Non-template type arguments

Question

I have this template function:

template<int i> void f(int a[i]) { };

int main () {
   int c[10];
   f(c); // Causes an error!
}

Why cant i pass c[10] as a non-template type argument to a template function?

Answer 1

Remember that a function parameter that looks like an array is actually a pointer, so your template is actually equivalent to

template<int i> void f(int * a);

with no way to deduce the template argument from the function argument. You could specify it explicitly:

f<10>(c);

but that's rather error prone; a better option is to pass the array by reference, so that the template argument can be deduced:

template<int i> void f(int (&a)[i]);

Alternatively, in C++11 or later, you could use std::array which is a sensible object type with none of the quirks of built-in array types.

Answer 2

Actually the correct function template would use std::size_t as template argument:

template<std::size_t i> void f(int (&a)[i])
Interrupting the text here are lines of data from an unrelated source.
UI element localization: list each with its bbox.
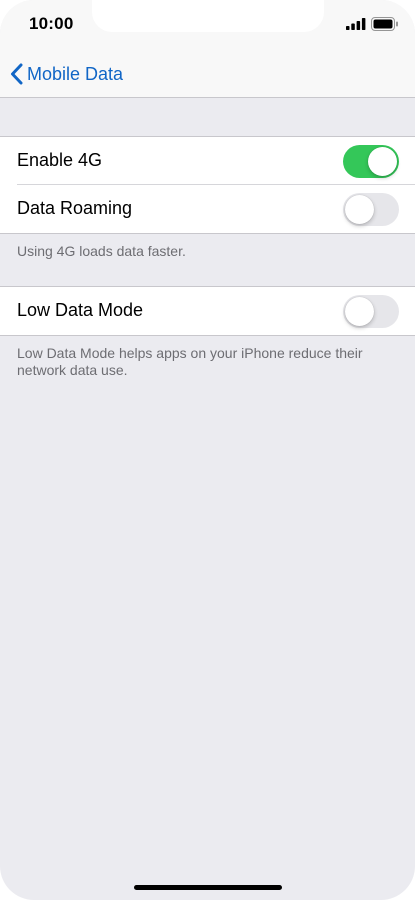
chevron-left-icon <box>11 63 23 85</box>
setting-row-low-data-mode: Low Data Mode <box>0 287 415 335</box>
setting-label-low-data-mode: Low Data Mode <box>17 300 144 320</box>
phone-screen: 10:00 Mobile Data Enable 4G Data Roaming… <box>0 0 415 900</box>
toggle-knob <box>345 297 374 326</box>
group-footer-note-4g: Using 4G loads data faster. <box>17 243 186 259</box>
navigation-bar: Mobile Data <box>0 50 415 98</box>
setting-row-data-roaming: Data Roaming <box>0 185 415 233</box>
enable-4g-toggle[interactable] <box>343 145 399 178</box>
low-data-mode-toggle[interactable] <box>343 295 399 328</box>
setting-row-enable-4g: Enable 4G <box>0 137 415 185</box>
back-button[interactable]: Mobile Data <box>10 61 123 87</box>
settings-group-network: Enable 4G Data Roaming <box>0 136 415 234</box>
toggle-knob <box>368 147 397 176</box>
signal-bars-icon <box>346 18 366 30</box>
settings-group-low-data: Low Data Mode <box>0 286 415 336</box>
setting-label-data-roaming: Data Roaming <box>17 198 133 218</box>
toggle-knob <box>345 195 374 224</box>
notch <box>92 0 324 32</box>
status-bar: 10:00 <box>0 0 415 50</box>
setting-label-enable-4g: Enable 4G <box>17 150 103 170</box>
back-button-label: Mobile Data <box>27 63 124 84</box>
battery-icon <box>371 17 398 31</box>
status-time: 10:00 <box>29 14 74 33</box>
data-roaming-toggle[interactable] <box>343 193 399 226</box>
home-indicator <box>134 885 282 890</box>
group-footer-note-low-data: Low Data Mode helps apps on your iPhone … <box>17 345 363 378</box>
But using an std::array is probably better:

template<std::size_t i> void f(const std::array<int, i>&)

You should also consider using iterators, if the algorithm you are developing in f is supposed to work with any container that provide iterators:

template<class It> void f(It begin, It end)

so that you can use your function like this:

int x[10]                = ...;
std::vector<int> y       = ...;
std::array<int, 10> z    = ...;

f(std::begin(x), std::end(x));
f(std::begin(y), std::end(y));
f(std::begin(z), std::end(z));

The latter is often used by the STL library for their container-independent algorithms.